Tracy is angry that authorities appear to have no conception of and make no allowance for the circumstances in which the families are struggling to cope and get supports for their children.

“One mother who has five children left her youngest at the door of the school in his pyjamas because she had to run home and try to deal with a situation where the Gardaí had arrived to take her teenage son to a young offenders facility.

“That same woman is trying to divide herself between all her children. Her phone regularly gets broken by a child who has massive behavioural problems and she can’t afford to keep replacing it.

“Meanwhile her youngest child needs to be assessed for special needs and the people doing the assessment say the mother didn’t  answer the phone when they rang to make the appointment.

“They’re willing to cut that child off and leave him drift because his mother is drowning trying to deal with it all on her own. Sometimes I just lose it.”

Natasha Lyons, a parent of one of the children at Le Chéile, said that after the experience she had spending four and a half years trying top get a diagnosis for her son’s special needs, she is certain that the wrap-around support services are vital for the school.

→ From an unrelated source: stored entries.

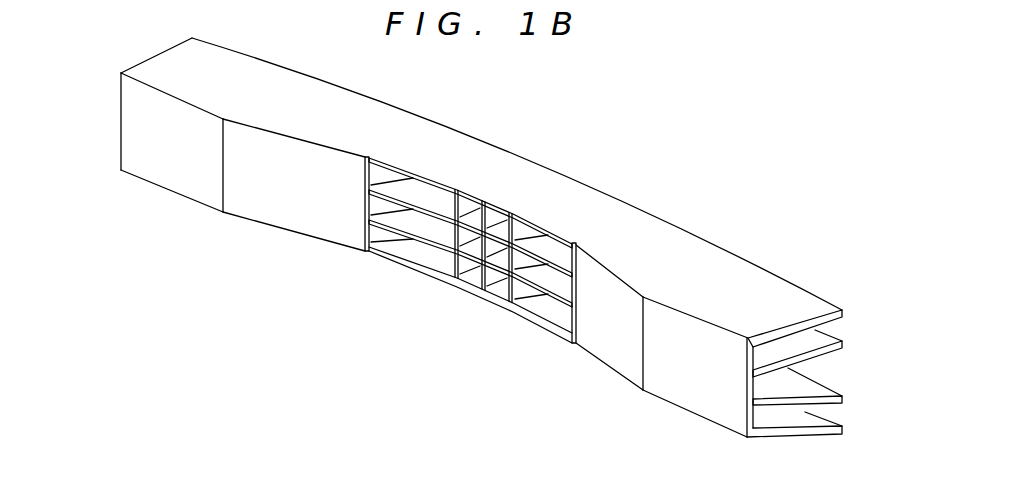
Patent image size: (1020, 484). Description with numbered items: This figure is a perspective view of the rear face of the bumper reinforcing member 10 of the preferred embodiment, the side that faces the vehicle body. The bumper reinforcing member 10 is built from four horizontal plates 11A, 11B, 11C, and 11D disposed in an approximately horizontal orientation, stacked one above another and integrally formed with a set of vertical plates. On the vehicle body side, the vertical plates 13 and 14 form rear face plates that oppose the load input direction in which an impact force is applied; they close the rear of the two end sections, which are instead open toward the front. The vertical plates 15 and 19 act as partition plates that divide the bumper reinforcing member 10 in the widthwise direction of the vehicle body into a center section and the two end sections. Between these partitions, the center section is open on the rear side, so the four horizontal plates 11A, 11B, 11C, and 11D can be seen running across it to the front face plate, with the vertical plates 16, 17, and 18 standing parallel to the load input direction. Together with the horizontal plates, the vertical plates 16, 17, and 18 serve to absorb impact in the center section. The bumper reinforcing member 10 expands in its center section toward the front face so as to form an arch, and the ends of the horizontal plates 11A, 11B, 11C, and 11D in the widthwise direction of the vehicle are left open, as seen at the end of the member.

The bumper reinforcing member 10 is at (623, 186).
The horizontal plate 11A is at (790, 300).
The horizontal plate 11B is at (832, 339).
The horizontal plate 11C is at (824, 392).
The horizontal plate 11D is at (827, 424).
The vertical plate 13 is at (153, 167).
The vertical plate 14 is at (683, 393).
The vertical plate 15 is at (386, 238).
The vertical plate 16 is at (448, 264).
The vertical plate 17 is at (481, 284).
The vertical plate 18 is at (527, 298).
The vertical plate 19 is at (571, 325).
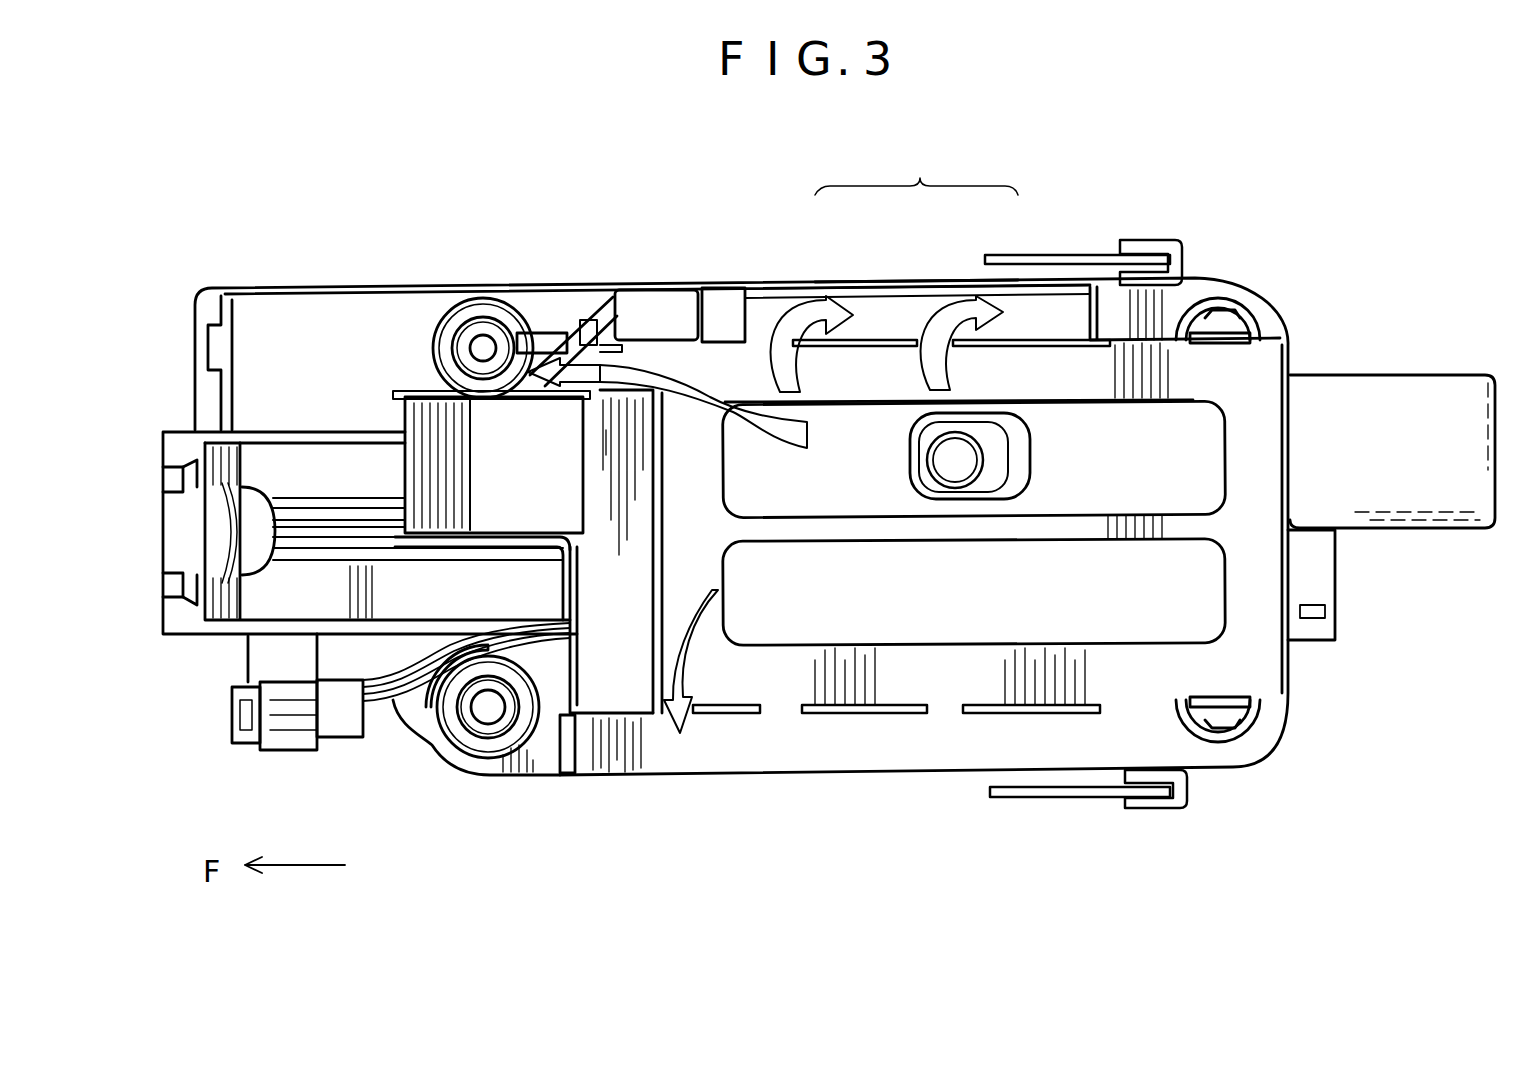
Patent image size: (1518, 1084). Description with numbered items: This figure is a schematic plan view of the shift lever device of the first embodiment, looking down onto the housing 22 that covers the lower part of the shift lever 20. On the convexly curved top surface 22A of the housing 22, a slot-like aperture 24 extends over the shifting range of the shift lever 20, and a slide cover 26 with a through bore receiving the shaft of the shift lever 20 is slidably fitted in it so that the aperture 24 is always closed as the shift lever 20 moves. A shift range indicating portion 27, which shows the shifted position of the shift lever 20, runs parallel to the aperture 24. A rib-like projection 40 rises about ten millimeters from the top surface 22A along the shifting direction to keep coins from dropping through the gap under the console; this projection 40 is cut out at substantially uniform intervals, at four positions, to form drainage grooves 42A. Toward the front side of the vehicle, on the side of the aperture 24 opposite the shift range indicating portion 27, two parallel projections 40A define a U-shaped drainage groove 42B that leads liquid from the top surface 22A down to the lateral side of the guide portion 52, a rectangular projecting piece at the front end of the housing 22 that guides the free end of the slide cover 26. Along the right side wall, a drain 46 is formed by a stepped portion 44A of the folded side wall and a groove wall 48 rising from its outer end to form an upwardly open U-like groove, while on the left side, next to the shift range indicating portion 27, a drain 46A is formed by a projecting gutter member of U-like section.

The shift lever 20 is at (960, 470).
The housing 22 is at (1250, 383).
The top surface 22A is at (1243, 600).
The aperture 24 is at (1233, 430).
The slide cover 26 is at (1180, 470).
The shift range indicating portion 27 is at (1128, 598).
The projection 40 is at (1003, 343).
The projections 40A is at (587, 342).
The drainage grooves 42A is at (787, 340).
The drainage groove 42B is at (640, 345).
The stepped portion 44A is at (873, 312).
The drain 46 is at (916, 214).
The drain 46A is at (1012, 740).
The groove wall 48 is at (910, 282).
The guide portion 52 is at (433, 428).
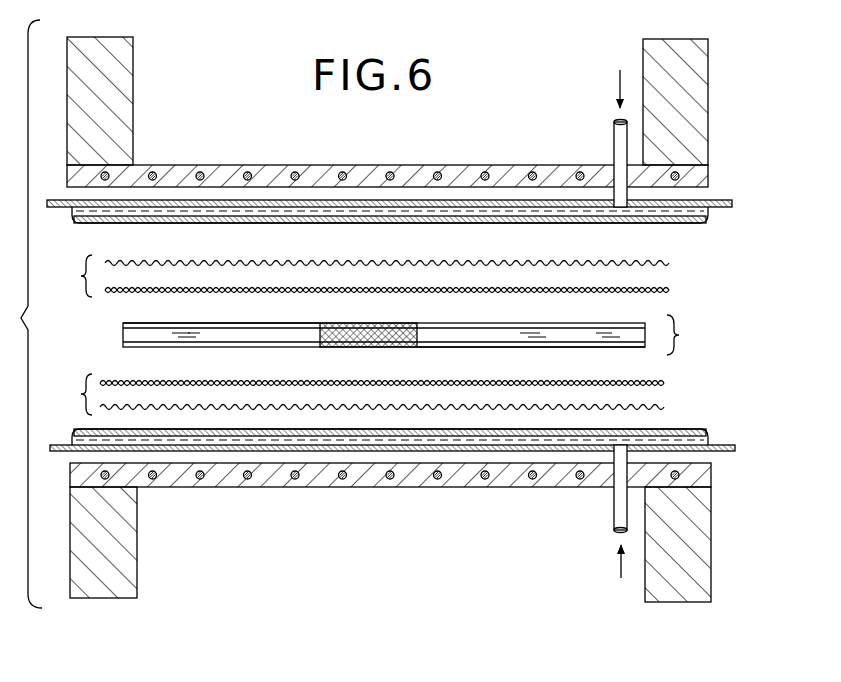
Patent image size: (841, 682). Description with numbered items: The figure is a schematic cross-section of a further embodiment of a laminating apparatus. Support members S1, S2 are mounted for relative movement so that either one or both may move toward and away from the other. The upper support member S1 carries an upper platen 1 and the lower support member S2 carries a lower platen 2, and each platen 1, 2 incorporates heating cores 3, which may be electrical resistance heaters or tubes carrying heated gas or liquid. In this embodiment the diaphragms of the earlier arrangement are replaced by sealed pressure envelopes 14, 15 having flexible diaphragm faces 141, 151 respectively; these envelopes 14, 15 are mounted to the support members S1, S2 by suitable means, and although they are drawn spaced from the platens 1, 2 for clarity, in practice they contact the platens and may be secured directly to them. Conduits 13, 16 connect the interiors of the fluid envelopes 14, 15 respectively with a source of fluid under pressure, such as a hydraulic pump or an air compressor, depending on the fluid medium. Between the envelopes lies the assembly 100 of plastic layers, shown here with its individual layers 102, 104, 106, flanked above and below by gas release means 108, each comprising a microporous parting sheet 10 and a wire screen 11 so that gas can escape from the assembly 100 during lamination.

The upper support member S1 is at (125, 68).
The lower support member S2 is at (125, 546).
The upper platen 1 is at (362, 174).
The lower platen 2 is at (370, 476).
The heating cores 3 is at (291, 173).
The conduit 13 is at (617, 136).
The sealed pressure envelope 14 is at (192, 230).
The flexible diaphragm face 141 is at (330, 223).
The sealed pressure envelope 15 is at (72, 427).
The flexible diaphragm face 151 is at (348, 430).
The conduit 16 is at (614, 516).
The microporous parting sheet 10 is at (666, 290).
The wire screen 11 is at (665, 265).
The gas release means 108 is at (83, 292).
The assembly of plastic layers 100 is at (679, 335).
The lower substrate 102 is at (457, 347).
The bonding layer 104 is at (392, 329).
The upper substrate 106 is at (278, 328).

“There are a serious amount of kids in the school with special needs and education difficulties. The space is there, it’s already built. That money has already been invested – we were promised these services that just disappeared”.

‘We don’t need a three-month project, we need a three-year one’

Limerick Sinn Fein TD Maurice Quinlivan raised the issue of the promises made to the school at length in a recent Dáil sitting.

On behalf of the school, he called for a pilot project to be rolled out in the Limerick school to tackle the social issues preventing the children from getting an education and a chance at a life.

He quoted a school inspector who visited the school numerous times and described the situation as a “crisis heading for disaster”.

The Education Minster promised to look into the matter and revert back.

“I have been constantly sending emails to everyone to ask where these supports are and when will we see them. There’s no written record of any of these promises. They were made at meetings involving the (education) department, the council, the diocese, the HSE – all the stakeholders but there are no minutes of it anywhere,” vice principal Shane Donoghue said.

“When we try to find out who signed off on any part of it, those people have vanished.

“I’m glad that Deputy Quinlivan has taken up our cause and the Minister has at last promised to revert back, but we don’t need a three-month project, we need a three-year project, with all of the wraparounds, to even begin to make a dent in the problems.”